I have the CPU ONLY version of TF installed.

serialx commented 8 years ago

Then I think the only left option is memory full. How much memory do your machine have? This program requires at least 3GB of ram.

LecJackS commented 8 years ago

I have 8GB, but yes, that was the problem.

In config.py, I reduced the memory_size value from 100 to 10, and it started to work.

Then increased it gradually to find the maximum I can run (in my case, 60).

memory_size = 60 * scale

So that's it. Solved.

MarCnu commented 8 years ago

Same thing here, I have a laptop without a GPU and with 8GB of RAM and I got the error too. Changing the memory_size to 60 solved the issue. Also, hidding the display reduces the memory use, but you cannot see the sweet progress.

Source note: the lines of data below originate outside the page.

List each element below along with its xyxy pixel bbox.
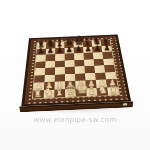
- square-c1: ♝: [54, 89, 65, 98]
- product-photo: ♜♞♝♛♚♝♞♜♟♟♟♟♟♟♟♟♟♟♟♟♟♟♟♟♜♞♝♛♚♝♞♜ www.ele…: [0, 0, 150, 150]
- piece-black-rook: ♜: [101, 37, 111, 46]
- piece-black-pawn: ♟: [102, 44, 112, 52]
- piece-black-pawn: ♟: [36, 47, 46, 55]
- piece-black-rook: ♜: [36, 40, 46, 49]
- board-frame: ♜♞♝♛♚♝♞♜♟♟♟♟♟♟♟♟♟♟♟♟♟♟♟♟♜♞♝♛♚♝♞♜: [21, 34, 131, 106]
- square-a3: [34, 75, 45, 83]
- piece-white-rook: ♜: [32, 88, 43, 99]
- piece-white-pawn: ♟: [96, 79, 107, 88]
- square-a1: ♜: [33, 90, 44, 99]
- square-h1: ♜: [107, 87, 119, 95]
- square-e3: [75, 73, 86, 81]
- piece-black-knight: ♞: [46, 38, 56, 48]
- scene: ♜♞♝♛♚♝♞♜♟♟♟♟♟♟♟♟♟♟♟♟♟♟♟♟♜♞♝♛♚♝♞♜: [0, 0, 150, 150]
- piece-black-bishop: ♝: [55, 38, 65, 48]
- piece-black-queen: ♛: [64, 36, 74, 48]
- square-g2: ♟: [96, 80, 107, 88]
- square-d1: ♛: [65, 89, 76, 98]
- piece-white-pawn: ♟: [33, 81, 44, 90]
- perspective-wrapper: ♜♞♝♛♚♝♞♜♟♟♟♟♟♟♟♟♟♟♟♟♟♟♟♟♜♞♝♛♚♝♞♜: [0, 0, 150, 150]
- board-grid: ♜♞♝♛♚♝♞♜♟♟♟♟♟♟♟♟♟♟♟♟♟♟♟♟♜♞♝♛♚♝♞♜: [32, 39, 120, 99]
- watermark: www.elenpipe-sw.com: [33, 116, 116, 124]
- piece-white-rook: ♜: [108, 84, 119, 95]
- chess-board: ♜♞♝♛♚♝♞♜♟♟♟♟♟♟♟♟♟♟♟♟♟♟♟♟♜♞♝♛♚♝♞♜: [21, 34, 131, 106]
- piece-white-pawn: ♟: [86, 79, 97, 88]
- piece-black-pawn: ♟: [45, 47, 55, 55]
- piece-white-pawn: ♟: [107, 78, 118, 87]
- piece-black-pawn: ♟: [64, 46, 74, 54]
- square-b1: ♞: [44, 89, 55, 98]
- square-h3: [105, 72, 116, 80]
- clasp-icon: [123, 103, 127, 105]
- square-h2: ♟: [106, 79, 118, 87]
- square-e1: ♚: [76, 88, 87, 96]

carpedm20 commented 8 years ago

@LecJackS @MarCnu Thanks for sharing useful information of CPU devices. @serialx found this but I highly recommend you to increase learning_rate from 0.00025 to 0.0025 or re-clone this project to use the feature of exponential decaying of learning rate. This will reduce the training time drastically.

LecJackS commented 8 years ago

@carpedm20 Thanks, changed to 0.0025.

I'm closing this issue because it's solved.

absudabsu commented 8 years ago

Hello. I was just wondering how the issue was resolved? Are you simply finding the bound for maximum memory?

I am not working with DQN-tensorflow, but I get a similar issue just using tensorflow when I load too many models in memory (batch-size for training network). The models occupy about 600MB of memory, but causes tensorflow to crash (core dumped), so instead I run with a batch-size occupying about 400MB. I have 32GB and the total usage never crosses 4GB, so I am confused and think its a tensorflow issue, but I could be wrong?